A set of disparate OWL-S tools exists [OWL-STools], but not a complete execution environment based on OWL-S concepts. For example, an OWL-S Editor allows the maintaining of OWL-S service descriptions, an OWL-S Matcher provides an algorithm for different degrees of matching for individual elements of OWL-S, an OWL-S Axis plugin advises service providers on how to provide service description using OWL Services, etc. A complete list of OWL-S tools and the description of their functionality is available at http://www.daml.org/services/owl-s/tools.html.

The main components of METEOR-S are an Abstract Process Designer, a Semantic Publication and a Discovery Engine, a Constraint Analyzer, and an Execution Environment. The Abstract Process Designer allows a user to create the control flow of the process, using BPEL constructs. The Semantic Publication and Discovery Engine provide semantic matching based on subsumption and property matching. The Constraint Analyzer dynamically selects services from candidate services, which are returned by the discovery engine. The Execution Environment performs actual late binding of services returned by the constraint analyzer and converts abstract BPEL to executable BPEL.

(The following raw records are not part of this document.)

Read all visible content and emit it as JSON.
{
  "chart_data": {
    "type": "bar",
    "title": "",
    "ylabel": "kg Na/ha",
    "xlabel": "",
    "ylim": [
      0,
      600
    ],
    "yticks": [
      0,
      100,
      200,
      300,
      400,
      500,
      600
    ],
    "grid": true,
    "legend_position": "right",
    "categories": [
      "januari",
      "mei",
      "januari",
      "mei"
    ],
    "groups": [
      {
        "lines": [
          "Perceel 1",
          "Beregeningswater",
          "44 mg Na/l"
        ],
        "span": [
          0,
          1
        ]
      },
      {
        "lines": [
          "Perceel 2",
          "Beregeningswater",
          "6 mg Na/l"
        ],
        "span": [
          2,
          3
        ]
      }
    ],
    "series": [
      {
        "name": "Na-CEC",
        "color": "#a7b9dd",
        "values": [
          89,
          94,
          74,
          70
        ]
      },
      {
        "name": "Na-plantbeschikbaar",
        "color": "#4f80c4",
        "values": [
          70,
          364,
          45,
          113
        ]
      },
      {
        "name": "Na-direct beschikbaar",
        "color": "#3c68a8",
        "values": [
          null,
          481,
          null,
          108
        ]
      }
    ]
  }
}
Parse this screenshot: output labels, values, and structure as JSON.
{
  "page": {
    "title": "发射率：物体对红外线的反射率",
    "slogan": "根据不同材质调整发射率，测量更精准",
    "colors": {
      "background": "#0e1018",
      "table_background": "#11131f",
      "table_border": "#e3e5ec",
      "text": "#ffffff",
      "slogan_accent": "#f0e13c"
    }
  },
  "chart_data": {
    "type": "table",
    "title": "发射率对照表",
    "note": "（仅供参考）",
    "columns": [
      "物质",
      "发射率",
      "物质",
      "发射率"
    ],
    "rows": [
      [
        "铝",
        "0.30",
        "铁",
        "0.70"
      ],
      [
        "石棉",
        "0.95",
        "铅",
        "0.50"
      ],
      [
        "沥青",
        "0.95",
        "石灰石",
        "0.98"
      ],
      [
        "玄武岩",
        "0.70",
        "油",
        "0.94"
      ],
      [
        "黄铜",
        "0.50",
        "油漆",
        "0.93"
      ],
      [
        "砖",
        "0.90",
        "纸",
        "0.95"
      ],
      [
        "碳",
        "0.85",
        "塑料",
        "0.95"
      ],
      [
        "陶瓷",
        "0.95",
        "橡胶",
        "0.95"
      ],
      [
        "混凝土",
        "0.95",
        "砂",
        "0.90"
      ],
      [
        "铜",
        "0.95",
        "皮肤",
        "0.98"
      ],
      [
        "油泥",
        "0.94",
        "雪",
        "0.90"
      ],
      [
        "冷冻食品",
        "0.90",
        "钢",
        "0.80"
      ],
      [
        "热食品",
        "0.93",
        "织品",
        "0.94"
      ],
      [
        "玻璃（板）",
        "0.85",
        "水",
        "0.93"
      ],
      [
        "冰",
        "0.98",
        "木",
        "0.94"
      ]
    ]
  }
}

5. Conclusions and Further Directions

In conclusion, future versions of WSMX will be designed and developed as an execution environment for the dynamic discovery, selection, mediation, invocation and interoperation of SWSs. Through the research on WSMX, a rationale for an architecture for SWS systems is provided. A SWS architecture blueprint is provided including its execution semantics as well as any aspect that should be compulsory in any SWS-related systems. Since the initial stages a component-based architecture has been delivered, ensuring a solid foundation for later extension. All the components' design are based on the WSMO conceptual model. These components will be extended to fully support WSMO and to provide a fully-fledged enterprise system for execution of the SWS.

Acknowledgments

The work is funded by the European Commission under the projects DIP, Knowledge Web, InfraWebs, SEKT, SWWS, ASG and Esperonto; by Science Foundation Ireland under the DERI-Lion project; by the FIT-IT (Forschung, Innovation, Technologie - Informationstechnologie) under the projects RW² and TSC.

The editors would like to thank to all the members of the WSMO, WSML, and WSMX working groups for their advice and input into this document.

The authors would like to thank to Michael Altenhofen, Manfred Hauswirth and Farrukh Najmi for their valuable inputs.